One of my favorite authors sent out an email reminding us this week is the 70th anniversary of D-Day. I was lucky enough to be in France during the 50th anniversary of D-Day, and in honor of that I’d like to share with you all of our World War 2 unit for elementary.
World War 2 is a hard topic to cover in elementary school because the reasons for it are so hard for adults to understand. How could so many be willing to do this to their friends and neighbors, why didn’t anyone speak up?
The Start of World War 2
Holocaust picture books helps make a truly scary matter a little less frighetning, but still a serious matter. We read these books cuddled up in a tent, and I previewed all of them first. I strongly recommend reading these books before you let your child see them.
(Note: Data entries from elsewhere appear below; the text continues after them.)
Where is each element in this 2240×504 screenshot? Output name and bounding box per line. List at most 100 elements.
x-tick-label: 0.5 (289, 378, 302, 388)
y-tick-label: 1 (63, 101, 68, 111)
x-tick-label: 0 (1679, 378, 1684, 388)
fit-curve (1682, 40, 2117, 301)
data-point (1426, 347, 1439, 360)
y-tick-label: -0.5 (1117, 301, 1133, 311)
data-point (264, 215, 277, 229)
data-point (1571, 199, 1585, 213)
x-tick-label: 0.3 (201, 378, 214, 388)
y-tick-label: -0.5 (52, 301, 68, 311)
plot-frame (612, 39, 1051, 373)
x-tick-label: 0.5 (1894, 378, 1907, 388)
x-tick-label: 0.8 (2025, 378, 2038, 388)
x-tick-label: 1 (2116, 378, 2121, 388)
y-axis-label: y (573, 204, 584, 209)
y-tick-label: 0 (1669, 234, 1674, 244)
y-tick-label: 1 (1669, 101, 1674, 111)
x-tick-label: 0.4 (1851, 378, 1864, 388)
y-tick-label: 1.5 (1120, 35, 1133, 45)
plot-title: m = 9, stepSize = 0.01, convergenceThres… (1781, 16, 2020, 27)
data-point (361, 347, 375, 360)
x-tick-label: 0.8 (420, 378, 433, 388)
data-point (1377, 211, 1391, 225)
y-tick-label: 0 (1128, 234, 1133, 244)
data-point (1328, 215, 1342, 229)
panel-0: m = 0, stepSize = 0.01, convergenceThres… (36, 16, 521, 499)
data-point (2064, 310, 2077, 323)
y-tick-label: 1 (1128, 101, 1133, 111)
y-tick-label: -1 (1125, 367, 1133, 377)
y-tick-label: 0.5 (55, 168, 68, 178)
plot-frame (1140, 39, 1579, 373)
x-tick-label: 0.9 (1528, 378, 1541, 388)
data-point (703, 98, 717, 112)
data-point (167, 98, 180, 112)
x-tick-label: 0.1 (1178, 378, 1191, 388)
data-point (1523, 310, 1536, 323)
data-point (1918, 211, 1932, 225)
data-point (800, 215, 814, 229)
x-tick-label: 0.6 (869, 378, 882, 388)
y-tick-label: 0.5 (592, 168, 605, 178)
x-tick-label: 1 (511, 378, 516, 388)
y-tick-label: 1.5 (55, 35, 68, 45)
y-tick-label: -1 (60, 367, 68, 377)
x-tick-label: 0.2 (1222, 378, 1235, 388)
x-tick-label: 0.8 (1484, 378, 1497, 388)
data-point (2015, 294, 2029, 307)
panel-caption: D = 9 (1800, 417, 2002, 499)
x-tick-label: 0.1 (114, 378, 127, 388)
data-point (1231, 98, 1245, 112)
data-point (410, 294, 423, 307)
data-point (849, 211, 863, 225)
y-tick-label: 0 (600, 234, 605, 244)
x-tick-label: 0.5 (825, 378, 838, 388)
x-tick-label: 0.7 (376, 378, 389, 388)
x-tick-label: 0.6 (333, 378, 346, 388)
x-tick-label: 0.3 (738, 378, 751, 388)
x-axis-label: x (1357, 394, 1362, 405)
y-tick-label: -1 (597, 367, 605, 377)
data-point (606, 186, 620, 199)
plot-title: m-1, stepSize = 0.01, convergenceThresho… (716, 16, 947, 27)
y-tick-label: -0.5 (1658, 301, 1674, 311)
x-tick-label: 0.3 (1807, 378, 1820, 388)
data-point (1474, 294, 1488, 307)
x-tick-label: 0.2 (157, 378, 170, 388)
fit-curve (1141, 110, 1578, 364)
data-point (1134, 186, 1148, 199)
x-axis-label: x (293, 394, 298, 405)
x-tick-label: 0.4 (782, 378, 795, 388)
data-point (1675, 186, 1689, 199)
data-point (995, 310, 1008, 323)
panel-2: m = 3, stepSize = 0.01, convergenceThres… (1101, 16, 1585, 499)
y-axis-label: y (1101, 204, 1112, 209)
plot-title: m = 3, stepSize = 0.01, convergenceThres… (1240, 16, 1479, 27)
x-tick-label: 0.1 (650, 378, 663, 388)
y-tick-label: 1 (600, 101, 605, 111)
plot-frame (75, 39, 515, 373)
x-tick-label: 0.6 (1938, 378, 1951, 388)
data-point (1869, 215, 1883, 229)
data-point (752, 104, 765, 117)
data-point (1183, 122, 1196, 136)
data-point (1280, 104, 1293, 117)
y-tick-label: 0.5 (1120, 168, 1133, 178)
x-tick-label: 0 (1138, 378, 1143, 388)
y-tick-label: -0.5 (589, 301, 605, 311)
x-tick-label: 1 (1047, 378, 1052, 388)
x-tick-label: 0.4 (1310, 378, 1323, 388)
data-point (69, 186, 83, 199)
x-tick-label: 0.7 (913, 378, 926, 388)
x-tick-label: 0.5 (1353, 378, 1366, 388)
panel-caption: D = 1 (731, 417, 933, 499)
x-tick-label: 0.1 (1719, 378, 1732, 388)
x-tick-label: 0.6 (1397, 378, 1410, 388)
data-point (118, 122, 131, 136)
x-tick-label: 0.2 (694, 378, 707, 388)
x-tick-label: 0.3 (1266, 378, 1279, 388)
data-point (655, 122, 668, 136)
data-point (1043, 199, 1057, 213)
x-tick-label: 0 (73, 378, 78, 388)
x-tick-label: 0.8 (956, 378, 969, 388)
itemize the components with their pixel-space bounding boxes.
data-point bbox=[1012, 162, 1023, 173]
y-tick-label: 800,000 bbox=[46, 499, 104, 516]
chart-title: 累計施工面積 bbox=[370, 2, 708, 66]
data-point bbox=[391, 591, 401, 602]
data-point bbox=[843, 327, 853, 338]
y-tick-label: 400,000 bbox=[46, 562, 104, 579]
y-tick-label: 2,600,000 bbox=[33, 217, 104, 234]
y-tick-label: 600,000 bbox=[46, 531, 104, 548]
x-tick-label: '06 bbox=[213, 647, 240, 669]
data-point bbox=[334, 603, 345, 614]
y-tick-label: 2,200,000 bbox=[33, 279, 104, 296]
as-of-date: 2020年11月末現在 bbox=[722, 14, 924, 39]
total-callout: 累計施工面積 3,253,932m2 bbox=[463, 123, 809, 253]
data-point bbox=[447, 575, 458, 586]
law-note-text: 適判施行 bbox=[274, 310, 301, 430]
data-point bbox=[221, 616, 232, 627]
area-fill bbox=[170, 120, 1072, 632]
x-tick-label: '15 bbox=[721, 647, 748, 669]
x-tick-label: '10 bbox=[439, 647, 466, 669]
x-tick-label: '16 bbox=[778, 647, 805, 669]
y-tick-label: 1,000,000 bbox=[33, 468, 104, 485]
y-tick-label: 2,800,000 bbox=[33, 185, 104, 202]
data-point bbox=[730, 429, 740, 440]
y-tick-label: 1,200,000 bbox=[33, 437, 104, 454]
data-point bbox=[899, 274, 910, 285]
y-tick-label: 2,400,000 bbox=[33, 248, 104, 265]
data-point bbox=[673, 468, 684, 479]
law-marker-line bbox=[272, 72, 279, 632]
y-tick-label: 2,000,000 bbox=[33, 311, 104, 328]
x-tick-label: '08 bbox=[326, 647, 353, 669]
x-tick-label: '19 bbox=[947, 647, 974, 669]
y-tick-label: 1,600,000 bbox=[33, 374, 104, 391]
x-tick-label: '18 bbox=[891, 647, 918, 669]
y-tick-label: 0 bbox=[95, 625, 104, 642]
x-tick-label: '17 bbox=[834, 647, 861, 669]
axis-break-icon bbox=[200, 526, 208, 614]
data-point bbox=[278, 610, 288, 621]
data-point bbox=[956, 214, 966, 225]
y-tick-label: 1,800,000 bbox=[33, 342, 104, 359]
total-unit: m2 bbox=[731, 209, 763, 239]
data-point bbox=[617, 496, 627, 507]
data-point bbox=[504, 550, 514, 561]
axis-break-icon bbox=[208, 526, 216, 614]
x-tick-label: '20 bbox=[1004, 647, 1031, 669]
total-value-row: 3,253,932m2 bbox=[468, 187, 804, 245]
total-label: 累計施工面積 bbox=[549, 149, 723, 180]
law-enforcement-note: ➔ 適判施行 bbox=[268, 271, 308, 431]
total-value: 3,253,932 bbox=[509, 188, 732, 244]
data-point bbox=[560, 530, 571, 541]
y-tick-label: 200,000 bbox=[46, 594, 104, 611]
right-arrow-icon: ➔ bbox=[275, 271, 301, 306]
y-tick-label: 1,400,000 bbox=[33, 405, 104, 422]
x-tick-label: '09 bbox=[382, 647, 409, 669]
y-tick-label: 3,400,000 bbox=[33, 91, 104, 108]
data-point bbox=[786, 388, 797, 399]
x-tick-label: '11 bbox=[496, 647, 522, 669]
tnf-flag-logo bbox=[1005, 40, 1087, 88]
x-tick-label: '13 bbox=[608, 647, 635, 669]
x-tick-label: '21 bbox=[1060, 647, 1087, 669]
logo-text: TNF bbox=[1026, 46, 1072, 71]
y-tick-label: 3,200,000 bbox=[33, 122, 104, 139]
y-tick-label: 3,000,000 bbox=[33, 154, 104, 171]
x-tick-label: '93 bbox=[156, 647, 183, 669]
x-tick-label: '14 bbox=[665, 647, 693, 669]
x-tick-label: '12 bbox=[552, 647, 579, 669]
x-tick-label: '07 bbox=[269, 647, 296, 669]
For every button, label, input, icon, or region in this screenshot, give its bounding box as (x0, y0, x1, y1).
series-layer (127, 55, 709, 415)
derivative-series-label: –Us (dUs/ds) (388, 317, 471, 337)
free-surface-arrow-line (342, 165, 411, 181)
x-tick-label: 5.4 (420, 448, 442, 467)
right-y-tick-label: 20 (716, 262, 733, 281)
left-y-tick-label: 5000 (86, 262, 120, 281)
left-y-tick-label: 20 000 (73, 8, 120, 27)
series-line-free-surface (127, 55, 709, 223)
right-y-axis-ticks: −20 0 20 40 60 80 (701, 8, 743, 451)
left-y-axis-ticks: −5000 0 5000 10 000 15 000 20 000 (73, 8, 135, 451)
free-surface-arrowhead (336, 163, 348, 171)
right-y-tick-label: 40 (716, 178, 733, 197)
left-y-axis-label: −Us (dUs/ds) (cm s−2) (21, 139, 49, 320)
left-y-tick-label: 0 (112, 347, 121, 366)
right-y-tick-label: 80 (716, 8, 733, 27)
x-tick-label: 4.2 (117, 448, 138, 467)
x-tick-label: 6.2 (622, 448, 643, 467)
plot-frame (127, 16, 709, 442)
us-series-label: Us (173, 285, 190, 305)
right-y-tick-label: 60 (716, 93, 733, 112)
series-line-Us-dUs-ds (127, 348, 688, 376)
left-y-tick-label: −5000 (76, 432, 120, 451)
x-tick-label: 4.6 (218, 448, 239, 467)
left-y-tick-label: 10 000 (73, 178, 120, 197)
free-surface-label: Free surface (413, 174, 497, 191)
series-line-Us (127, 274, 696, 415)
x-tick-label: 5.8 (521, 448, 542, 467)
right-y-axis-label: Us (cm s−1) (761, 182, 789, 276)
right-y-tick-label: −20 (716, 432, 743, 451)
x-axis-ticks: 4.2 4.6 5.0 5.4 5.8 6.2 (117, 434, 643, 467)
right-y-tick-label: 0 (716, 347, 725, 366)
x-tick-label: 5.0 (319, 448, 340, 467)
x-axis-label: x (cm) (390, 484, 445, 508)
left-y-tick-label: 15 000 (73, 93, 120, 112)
The start of World War 2 is a complex matter, who was invaded and when, and how often, it becomes easier to understand when you break it down on a map with lots of markers.
Officially the United States entered World War 2 with the attack on Pearl Harbor, then Germany declared war on us as well and that caused us to enter the European theater.
Another great post on the start of World War 2 from Blitzkrieg to Pearl Harbor.
During World War 2
There are a wide variety of World War 2 movies, both the home front, before, during and after the war. You can find movies for every age range in your family to watch together.
World War 2 wasn’t just in Europe and Japan, it was also in Africa, and this is a great post covering World War 2 in Africa.
End of World War 2
Victory in Europe covers the United State’s actions at the end of World War 2 in Europe. As we studied World War 2 last year we discovered D-Day was just one important step in a major offensive months in the planning, and it could never have happened without several key battles earlier in the year.